第1章 平成18年度事業の概要

I.目的

平成18年中の交通事故による死者数は6,352人であり減少傾向にあるが、死傷者数及び交通事故発生件数は、昭和53年以降増加傾向にあり、平成18年中の死傷者数は110万4,551人、交通事故発生件数は88万6,864件と若干減少したものの、依然として高水準にある。

内閣府では、毎年多くの交通事故被害者・遺族が生じている現状を鑑み、平成18年3月14日に作成された第8次交通安全基本計画において、「損害賠償の適正化を始めとした被害者支援の推進」を8つの柱の一つに掲げ、犯罪被害者等基本法等の下、総合的かつ計画的に被害者支援の推進を図ることとしている。

これまで内閣府は、平成15年度から平成17年度の3年間に、交通事故被害者支援の高度化を図り、国民が互いに支え合い、安全で安心な交通社会を形成することを目的に「交通事故被害者支援事業」を実施してきたところである。この事業では、1年目に支援担当者が交通事故被害者・遺族に対して適切な対応を取ることを目的とした支援担当者用マニュアル、2年目に交通事故被害者・遺族に接する機会のある関係機関に精神的影響とその対応について広く理解していただくことを目的とした支援担当者用マニュアルダイジェスト版とビデオ、3年目に交通事故被害者・遺族が精神的被害から立ち直る手段として有効な自助グループの立ち上げ定着を目的とした自助グループ支援マニュアルと精神面からの対処法を表したマニュアルをそれぞれ作成した。

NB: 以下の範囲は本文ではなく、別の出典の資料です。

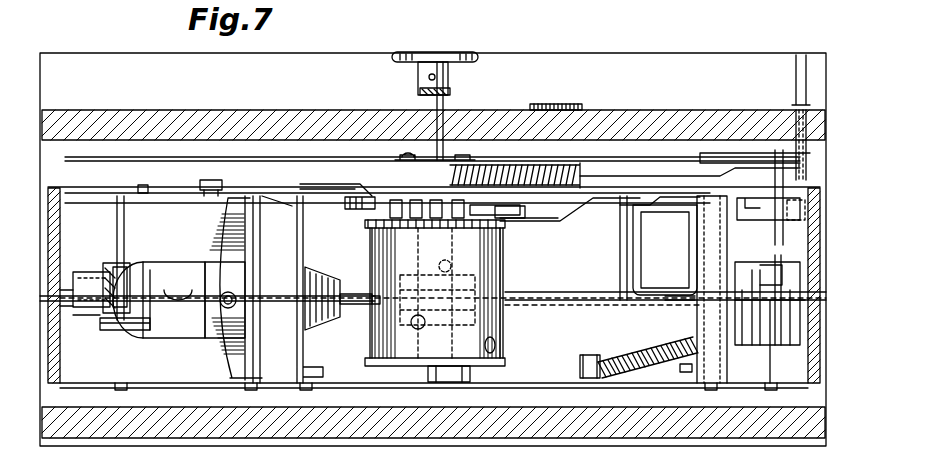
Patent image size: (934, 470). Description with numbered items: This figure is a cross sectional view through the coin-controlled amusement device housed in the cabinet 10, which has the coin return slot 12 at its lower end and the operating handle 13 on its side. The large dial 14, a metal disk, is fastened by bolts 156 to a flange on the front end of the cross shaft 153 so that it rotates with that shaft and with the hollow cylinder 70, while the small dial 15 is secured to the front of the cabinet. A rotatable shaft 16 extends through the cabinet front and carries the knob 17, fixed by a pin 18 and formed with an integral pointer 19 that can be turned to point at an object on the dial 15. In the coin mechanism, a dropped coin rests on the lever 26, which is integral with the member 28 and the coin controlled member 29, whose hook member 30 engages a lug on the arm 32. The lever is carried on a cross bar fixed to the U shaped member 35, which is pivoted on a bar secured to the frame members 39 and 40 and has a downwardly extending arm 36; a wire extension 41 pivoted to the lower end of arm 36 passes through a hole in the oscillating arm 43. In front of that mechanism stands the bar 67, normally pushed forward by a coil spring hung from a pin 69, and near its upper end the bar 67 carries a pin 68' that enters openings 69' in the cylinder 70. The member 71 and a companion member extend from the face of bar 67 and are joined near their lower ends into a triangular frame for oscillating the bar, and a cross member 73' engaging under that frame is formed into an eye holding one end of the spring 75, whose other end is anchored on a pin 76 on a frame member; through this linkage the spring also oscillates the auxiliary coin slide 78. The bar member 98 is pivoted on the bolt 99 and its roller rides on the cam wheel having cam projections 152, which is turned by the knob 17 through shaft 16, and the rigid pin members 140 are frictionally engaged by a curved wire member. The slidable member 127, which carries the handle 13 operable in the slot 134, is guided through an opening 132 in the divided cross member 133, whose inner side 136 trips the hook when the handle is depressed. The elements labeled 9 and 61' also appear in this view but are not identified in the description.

本事業は、前事業を受け、交通事故被害者・遺族のさらなる支援強化を目的に、これまでに立ち上げた各地の自助グループに対し、引き続き継続支援と研修会を開催するとともに、これまで希薄であった交通事故相談所と支援センターとの連携強化のため、交通事故被害者支援の専門家、交通事故相談員及び支援センター担当者による意見交換会を実施した。

II.事業の概要

平成18年度においては、以下の事業を行った。

(1)パートナーシップ事業

本事業においては、研究検討会で今年度の事業の進め方やまとめ等について議論するため、3回検討会を実施した。その結果、自助グループ継続支援では、自助グループのさらなるレベルアップを図るため、これまでに立ち上げた秋田、長崎、いばらきの3カ所の自助グループに対して継続支援を行った。

また、自助グループ連絡会議では、これまでに立ち上げた秋田、長崎、いばらき、石川、大阪、愛知の6カ所の自助グループ間の連携を図るため代表者を集め、意見交換が可能な研修会を東京で開催した。これらの事業の詳細については、「第2章 パートナーシップ事業」のとおりである。なお、この章においては、この事業に携わった支援センター等の職員や自助グループの参加者の氏名が示されている。この点については、本人及び関係者の了解を得ていることを念のためここに記しておく。

(2)スキルアップ事業

本事業においては、各種相談窓口等意見交換事業として、交通事故相談所と支援センターとの連携強化・問題点の改善を図るため、大阪、石川及び長崎において交通事故被害者支援の専門家、交通事故相談員及び支援センター担当者による意見交換会を実施した。

教材開発事業では、平成17年度に作成した自助グループマニュアルをビデオ化するとともに、意見交換会の意見等を踏まえて過去の教材を精査し改訂した。これらの事業の詳細については、「第3章 スキルアップ事業各種相談窓口等意見交換事業」のとおりである。

III.まとめ

平成18年度に実施した事業の成果については、既に述べたとおり、以下の各章及びこの事業による刊行物に詳細に示されているとおりである。これらの成果が十分活用されて、交通事故被害者に対する支援が充実したものとなり、交通事故被害者の被害からの回復が促進されることが期待される。